筆者は、1978年の鄧小平中国副首相来日の会見について、日本側が鄧小平氏の尖閣領有権棚上げ論を公けの場に出してしまった非を指摘したことがある。だが、尖閣問題については、外務省公開文書ではそれ以上のものがある。72年9月の日中国交正常化交渉で、当時の田中角栄首相のほうから、中国の周恩来首相に提示したことも明らかになった。周恩来首相の「尖閣諸島問題については、今は話したくない。石油が出るから問題になった。石油が出なければ、台湾も米国も問題にしない」発言は、この田中首相の言を受けてのこと。いま言われる「領土問題は存在しない」どころではない。また「台湾も米国も問題にしない」とする周恩来発言も意味深長だ。ここにも米国が尖閣に深く関わっているニュアンスがある。その72年は2月のニクソン米大統領の北京空港到着から米中、さらに日本にも実にめまぐるしい年。ニューヨークでキッシンジャー米大統領補佐官と黄華中国外相との会談が幾度もあり、田中が北京に向かう前の9月1日のハワイでの日米首脳会談へと続いた。

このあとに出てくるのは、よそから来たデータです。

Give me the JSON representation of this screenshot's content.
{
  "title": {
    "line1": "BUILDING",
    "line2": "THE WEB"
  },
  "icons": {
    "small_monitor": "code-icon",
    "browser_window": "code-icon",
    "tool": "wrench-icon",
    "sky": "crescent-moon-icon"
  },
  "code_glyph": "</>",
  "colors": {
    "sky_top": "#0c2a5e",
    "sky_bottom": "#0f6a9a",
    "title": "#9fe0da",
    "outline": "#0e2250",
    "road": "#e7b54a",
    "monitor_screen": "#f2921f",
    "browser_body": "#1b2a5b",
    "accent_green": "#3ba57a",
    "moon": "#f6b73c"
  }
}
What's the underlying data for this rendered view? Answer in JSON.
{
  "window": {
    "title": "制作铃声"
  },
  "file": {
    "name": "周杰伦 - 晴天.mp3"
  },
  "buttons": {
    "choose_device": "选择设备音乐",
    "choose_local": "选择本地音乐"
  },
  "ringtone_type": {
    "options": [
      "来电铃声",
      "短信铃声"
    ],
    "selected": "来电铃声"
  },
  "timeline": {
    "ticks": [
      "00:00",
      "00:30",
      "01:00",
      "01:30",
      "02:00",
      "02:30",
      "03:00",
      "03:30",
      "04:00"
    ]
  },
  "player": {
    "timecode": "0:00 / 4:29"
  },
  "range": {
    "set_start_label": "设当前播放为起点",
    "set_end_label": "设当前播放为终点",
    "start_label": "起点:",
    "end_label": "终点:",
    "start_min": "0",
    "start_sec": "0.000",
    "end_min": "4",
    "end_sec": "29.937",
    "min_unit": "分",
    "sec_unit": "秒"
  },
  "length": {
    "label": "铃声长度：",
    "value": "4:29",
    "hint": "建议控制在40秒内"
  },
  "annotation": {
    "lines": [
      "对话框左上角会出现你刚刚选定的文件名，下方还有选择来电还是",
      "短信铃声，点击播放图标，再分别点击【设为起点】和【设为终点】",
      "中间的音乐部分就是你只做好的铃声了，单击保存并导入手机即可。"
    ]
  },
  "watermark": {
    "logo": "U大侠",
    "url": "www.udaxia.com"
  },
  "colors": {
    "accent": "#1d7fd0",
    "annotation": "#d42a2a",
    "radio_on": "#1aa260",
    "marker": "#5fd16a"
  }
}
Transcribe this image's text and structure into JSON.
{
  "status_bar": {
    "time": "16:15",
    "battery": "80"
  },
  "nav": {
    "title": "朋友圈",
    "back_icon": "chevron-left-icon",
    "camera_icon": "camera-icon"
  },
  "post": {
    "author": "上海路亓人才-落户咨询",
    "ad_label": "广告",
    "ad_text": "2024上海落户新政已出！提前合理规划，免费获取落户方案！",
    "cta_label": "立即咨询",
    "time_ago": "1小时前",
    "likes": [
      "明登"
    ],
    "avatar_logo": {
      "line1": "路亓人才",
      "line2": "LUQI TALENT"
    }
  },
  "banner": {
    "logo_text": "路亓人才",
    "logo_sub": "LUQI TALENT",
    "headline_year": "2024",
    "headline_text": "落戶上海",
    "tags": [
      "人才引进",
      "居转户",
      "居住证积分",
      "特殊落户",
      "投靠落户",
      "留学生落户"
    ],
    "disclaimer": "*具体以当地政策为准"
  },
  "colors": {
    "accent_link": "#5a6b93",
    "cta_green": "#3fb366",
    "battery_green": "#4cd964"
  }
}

対中国交正常化では、はるか後発の日本が、先発のはずだった米国の先を越した。「ジャップにしてやられた!」との当時の立役者キッシンジャー内々の発言も、いまや公けになった。あの歴史的な米中国交正常化の大波は、日本より早く、長いプロセスを費やしたが、米中両国の戦略上欠くべからざる位置を占めていたのが、沖縄と東シナ、南シナ海域だ。両国で当時、協議があってもおかしくはない。それが「米国は日中どちらにも組しない」という米国の今日のスタンスに流れとして繋がっている。あえて一般論で言えば、国家間の秘密協定が暴露された場合、当事者は「それを公式に否定する」権利がある。「沖縄返還日米密約」について、歴代自民政府の外相が国会の場で密約を否定したも、この権利の踏襲だった。だが現在は、密約の存在を歴史が暴く。いま「尖閣諸島には日米安保条約が適用される」としながらも、「領有権問題については、日中のどちらにも組しない」という米国の姿。アーミテージ発言にもほの見える、何らかの「深い底流」があるように思えてくる。

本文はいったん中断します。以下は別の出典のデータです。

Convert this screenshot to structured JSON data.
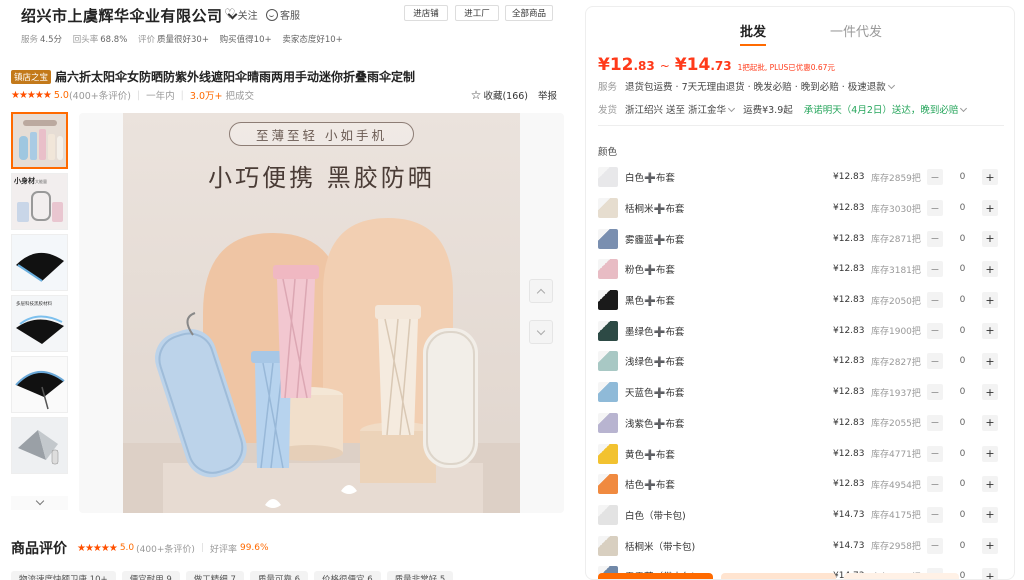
{
  "store": {
    "name": "绍兴市上虞辉华伞业有限公司",
    "follow": "关注",
    "service": "客服",
    "btn_store": "进店铺",
    "btn_factory": "进工厂",
    "btn_all": "全部商品",
    "metrics": [
      {
        "label": "服务",
        "value": "4.5分"
      },
      {
        "label": "回头率",
        "value": "68.8%"
      },
      {
        "label": "评价",
        "value": "质量很好30+"
      },
      {
        "label": "",
        "value": "购买值得10+"
      },
      {
        "label": "",
        "value": "卖家态度好10+"
      }
    ]
  },
  "product": {
    "badge": "镇店之宝",
    "title": "扁六折太阳伞女防晒防紫外线遮阳伞晴雨两用手动迷你折叠雨伞定制",
    "stars": "★★★★★",
    "score": "5.0",
    "review_count": "(400+条评价)",
    "period": "一年内",
    "sold_num": "3.0万+",
    "sold_label": "把成交",
    "favorite": "收藏(166)",
    "report": "举报"
  },
  "image": {
    "slogan1": "至薄至轻 小如手机",
    "slogan2": "小巧便携 黑胶防晒"
  },
  "reviews": {
    "title": "商品评价",
    "stars": "★★★★★",
    "score": "5.0",
    "count": "(400+条评价)",
    "good_rate_label": "好评率",
    "good_rate": "99.6%",
    "tags": [
      "物流速度快额卫康 10+",
      "便宜耐用 9",
      "做工精细 7",
      "质量可靠 6",
      "价格很便宜 6",
      "质量非常好 5"
    ]
  },
  "panel": {
    "tab_wholesale": "批发",
    "tab_dropship": "一件代发",
    "price_low_int": "¥12",
    "price_low_frac": ".83",
    "price_high_int": "¥14",
    "price_high_frac": ".73",
    "price_note": "1把起批, PLUS已优惠0.67元",
    "service_label": "服务",
    "service_text": "退货包运费 · 7天无理由退货 · 晚发必赔 · 晚到必赔 · 极速退款",
    "ship_label": "发货",
    "ship_from": "浙江绍兴 送至 浙江金华",
    "ship_fee": "运费¥3.9起",
    "ship_promise": "承诺明天（4月2日）送达，晚到必赔",
    "color_label": "颜色",
    "skus": [
      {
        "name": "白色➕布套",
        "price": "¥12.83",
        "stock": "库存2859把",
        "qty": "0",
        "color": "#e8e8ea"
      },
      {
        "name": "栝桐米➕布套",
        "price": "¥12.83",
        "stock": "库存3030把",
        "qty": "0",
        "color": "#e6ddcf"
      },
      {
        "name": "雾霾蓝➕布套",
        "price": "¥12.83",
        "stock": "库存2871把",
        "qty": "0",
        "color": "#7a8fb0"
      },
      {
        "name": "粉色➕布套",
        "price": "¥12.83",
        "stock": "库存3181把",
        "qty": "0",
        "color": "#e8bcc4"
      },
      {
        "name": "黑色➕布套",
        "price": "¥12.83",
        "stock": "库存2050把",
        "qty": "0",
        "color": "#1a1a1a"
      },
      {
        "name": "墨绿色➕布套",
        "price": "¥12.83",
        "stock": "库存1900把",
        "qty": "0",
        "color": "#2d4a45"
      },
      {
        "name": "浅绿色➕布套",
        "price": "¥12.83",
        "stock": "库存2827把",
        "qty": "0",
        "color": "#a8c8c4"
      },
      {
        "name": "天蓝色➕布套",
        "price": "¥12.83",
        "stock": "库存1937把",
        "qty": "0",
        "color": "#8fbad8"
      },
      {
        "name": "浅紫色➕布套",
        "price": "¥12.83",
        "stock": "库存2055把",
        "qty": "0",
        "color": "#b8b4d0"
      },
      {
        "name": "黄色➕布套",
        "price": "¥12.83",
        "stock": "库存4771把",
        "qty": "0",
        "color": "#f2c230"
      },
      {
        "name": "桔色➕布套",
        "price": "¥12.83",
        "stock": "库存4954把",
        "qty": "0",
        "color": "#f08a40"
      },
      {
        "name": "白色（带卡包)",
        "price": "¥14.73",
        "stock": "库存4175把",
        "qty": "0",
        "color": "#e3e3e3"
      },
      {
        "name": "栝桐米（带卡包)",
        "price": "¥14.73",
        "stock": "库存2958把",
        "qty": "0",
        "color": "#d8cfc0"
      },
      {
        "name": "雾霾蓝（带卡包)",
        "price": "¥14.73",
        "stock": "库存2360把",
        "qty": "0",
        "color": "#7088a8"
      }
    ]
  },
  "colors": {
    "accent": "#ff6a00",
    "price": "#ff3a1a",
    "green": "#25a55b"
  }
}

ところで国連総会演説は国際的芝居の舞台であるが、米欧メディアの指摘するように、「日本は首相登場だが、中国、韓国は外相どまり」だった。中韓両大統領は、自国政情に米欧メディアから土足で踏み込まれることを恐れた。中国の意見広告と外相演説で「釣魚島(尖閣諸島)は昔から中国領土の一部」との主張は、「歴史的には、フランスのブルターニュも、ノルマンディーも、わが領土」と英国パブで語られるジョークにも等しい。だが、中国はそれでもなお舞台役者を務めている。この裏には何かがある。外交交渉には「落しどころ」という日本的パターンはない。あるのは東洋的な「なし崩し」である。ベトナム民族解放闘争の名の下での「なし崩し」のパリ協定違反をなじる者はなかったし、東シナ海日中中間線の中国ガス田もまた、「なし崩し」越境掘削がいまも続く。中国国防相がパネッタ米国防長官との会談後、威嚇的な対日軍事行動をほのめかしたのも、米側のオスプレー沖縄配備も含む「域内現状変更協議」が米中両国間で進行中との、ある種のシグナルだろう。歴史を戻せば、72年2月のニクソン北京到着を地軸に、その前後の実に長い長い日々が、周恩来首相、キッシンジャー補佐官、さらにそのニクソンとの間で共有されている。ここに現代版密約”サイクス・ピコ協定”がないとは、だれも断言できない。他ならぬ「沖縄返還日米密約」も、ニクソンが当事者だった。